The federal plea agreement details a long string of crimes including multiple car thefts and burglaries—including one in Yankton County, South Dakota, where HARRIS-MOORE threatened a homeowner after breaking into his house. That homeowner traveled from South Dakota to attend today’s hearing. He described how he and his family arrived home from vacation at 3:00 a.m. to discover COLTON HARRIS-MOORE in their home. HARRIS-MOORE threatened to shoot the homeowner. The man described how his four children were frightened, and over the next year had trouble sleeping in their own rooms or coming home after dark.
The first charged criminal act in the plea agreement is the September 5, 2009 burglary of Islanders Bank in Eastsound, Washington. HARRIS-MOORE admits he attempted to break into the ATM and night deposit box at the bank, using tools he had stolen from the Ace Hardware store in Eastsound. He did more than $1,000 in damage. Following the bank burglary, HARRIS-MOORE traveled to Creston, British Columbia, Canada. He stole a .32 caliber pistol and carried it with him as he crossed back into the United States. On September 29, 2009, HARRIS-MOORE stole a Cessna aircraft from Bonners Ferry, Idaho, and flew the plane to a location near Granite Falls, Washington, where it crashed. HARRIS-MOORE also admits he stole a second firearm, a .22 caliber pistol, during a burglary near Granite Falls, Washington. HARRIS-MOORE carried that pistol with him to a hiding place in the Eastsound Airport on Orcas Island, Washington.
HARRIS-MOORE admits that on February 10, 2010, he piloted an aircraft without an airman’s certificate during a flight he made in a stolen plane from Anacortes to Eastsound, Washington. He admits that on May 31, 2010, he stole a 34-foot boat, and traveled from Ilwaco, Washington, to Warrenton, Oregon.

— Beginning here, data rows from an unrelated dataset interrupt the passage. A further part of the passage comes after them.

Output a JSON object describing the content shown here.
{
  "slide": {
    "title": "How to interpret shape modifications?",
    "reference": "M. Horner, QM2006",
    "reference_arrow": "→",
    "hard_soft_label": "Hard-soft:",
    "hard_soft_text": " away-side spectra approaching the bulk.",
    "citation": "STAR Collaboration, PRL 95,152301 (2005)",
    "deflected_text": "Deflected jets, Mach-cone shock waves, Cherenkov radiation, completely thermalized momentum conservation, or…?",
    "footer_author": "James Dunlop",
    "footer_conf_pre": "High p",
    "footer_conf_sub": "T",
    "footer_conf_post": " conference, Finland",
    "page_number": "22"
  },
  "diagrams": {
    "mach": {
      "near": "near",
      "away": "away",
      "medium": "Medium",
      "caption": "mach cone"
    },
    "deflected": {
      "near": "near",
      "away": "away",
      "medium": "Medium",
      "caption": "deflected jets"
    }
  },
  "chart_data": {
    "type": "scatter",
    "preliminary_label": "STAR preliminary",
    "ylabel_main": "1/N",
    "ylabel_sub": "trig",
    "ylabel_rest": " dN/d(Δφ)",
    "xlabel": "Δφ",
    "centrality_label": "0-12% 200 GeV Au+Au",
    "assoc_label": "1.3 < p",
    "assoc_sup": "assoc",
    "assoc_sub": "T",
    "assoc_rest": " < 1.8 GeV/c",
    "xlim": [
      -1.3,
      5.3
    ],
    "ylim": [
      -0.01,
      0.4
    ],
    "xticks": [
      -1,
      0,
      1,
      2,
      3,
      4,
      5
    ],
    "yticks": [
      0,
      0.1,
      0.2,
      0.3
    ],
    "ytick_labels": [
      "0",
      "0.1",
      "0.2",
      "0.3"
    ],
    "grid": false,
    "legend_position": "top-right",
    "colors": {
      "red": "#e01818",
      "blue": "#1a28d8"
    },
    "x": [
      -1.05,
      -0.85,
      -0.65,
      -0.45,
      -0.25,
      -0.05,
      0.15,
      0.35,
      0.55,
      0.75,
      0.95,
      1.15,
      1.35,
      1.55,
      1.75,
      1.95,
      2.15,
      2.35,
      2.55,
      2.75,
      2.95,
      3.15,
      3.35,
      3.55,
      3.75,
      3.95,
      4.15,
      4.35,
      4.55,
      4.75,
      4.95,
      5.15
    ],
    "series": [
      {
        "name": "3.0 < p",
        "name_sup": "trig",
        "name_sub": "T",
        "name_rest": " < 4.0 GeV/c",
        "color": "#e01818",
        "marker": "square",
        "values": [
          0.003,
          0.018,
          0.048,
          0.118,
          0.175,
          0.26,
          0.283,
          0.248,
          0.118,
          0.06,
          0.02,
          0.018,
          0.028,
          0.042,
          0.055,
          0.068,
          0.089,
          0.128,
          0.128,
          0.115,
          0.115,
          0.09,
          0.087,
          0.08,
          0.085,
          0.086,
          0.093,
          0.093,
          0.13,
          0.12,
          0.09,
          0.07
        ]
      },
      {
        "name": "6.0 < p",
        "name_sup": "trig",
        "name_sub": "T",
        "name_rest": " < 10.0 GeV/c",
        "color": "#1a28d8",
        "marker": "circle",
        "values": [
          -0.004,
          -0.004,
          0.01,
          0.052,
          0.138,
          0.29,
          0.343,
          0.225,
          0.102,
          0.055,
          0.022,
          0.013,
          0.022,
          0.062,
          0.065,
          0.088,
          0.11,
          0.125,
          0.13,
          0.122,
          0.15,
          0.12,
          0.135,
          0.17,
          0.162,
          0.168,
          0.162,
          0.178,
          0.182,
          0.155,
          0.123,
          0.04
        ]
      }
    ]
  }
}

The statement of facts in the plea agreement recounts HARRIS-MOORE’s long string of thefts and burglaries across the U.S., multiple car thefts in Idaho and Wyoming; burglaries, thefts and auto thefts in South Dakota, Nebraska, Iowa and Indiana, including multiple burglaries at small airports. Finally, on July 4, 2010, HARRIS-MOORE stole his last aircraft from a hangar in Bloomington, Indiana. He crash landed the aircraft when it ran out of fuel on Abaco Island in the Bahamas. He was arrested in the Bahamas a few days later.
The FBI is the lead federal agency investigating the case. The FBI was assisted by the U.S. Department of Transportation Office of Inspector General, as well as numerous state and local law enforcement agencies from across the country. The case is being prosecuted by Assistant United States Attorneys Darwin Roberts, Mike Dion and Richard E. Cohen. Attorneys with the U.S. Attorney’s Office for the Southern District of Indiana assisted with the case.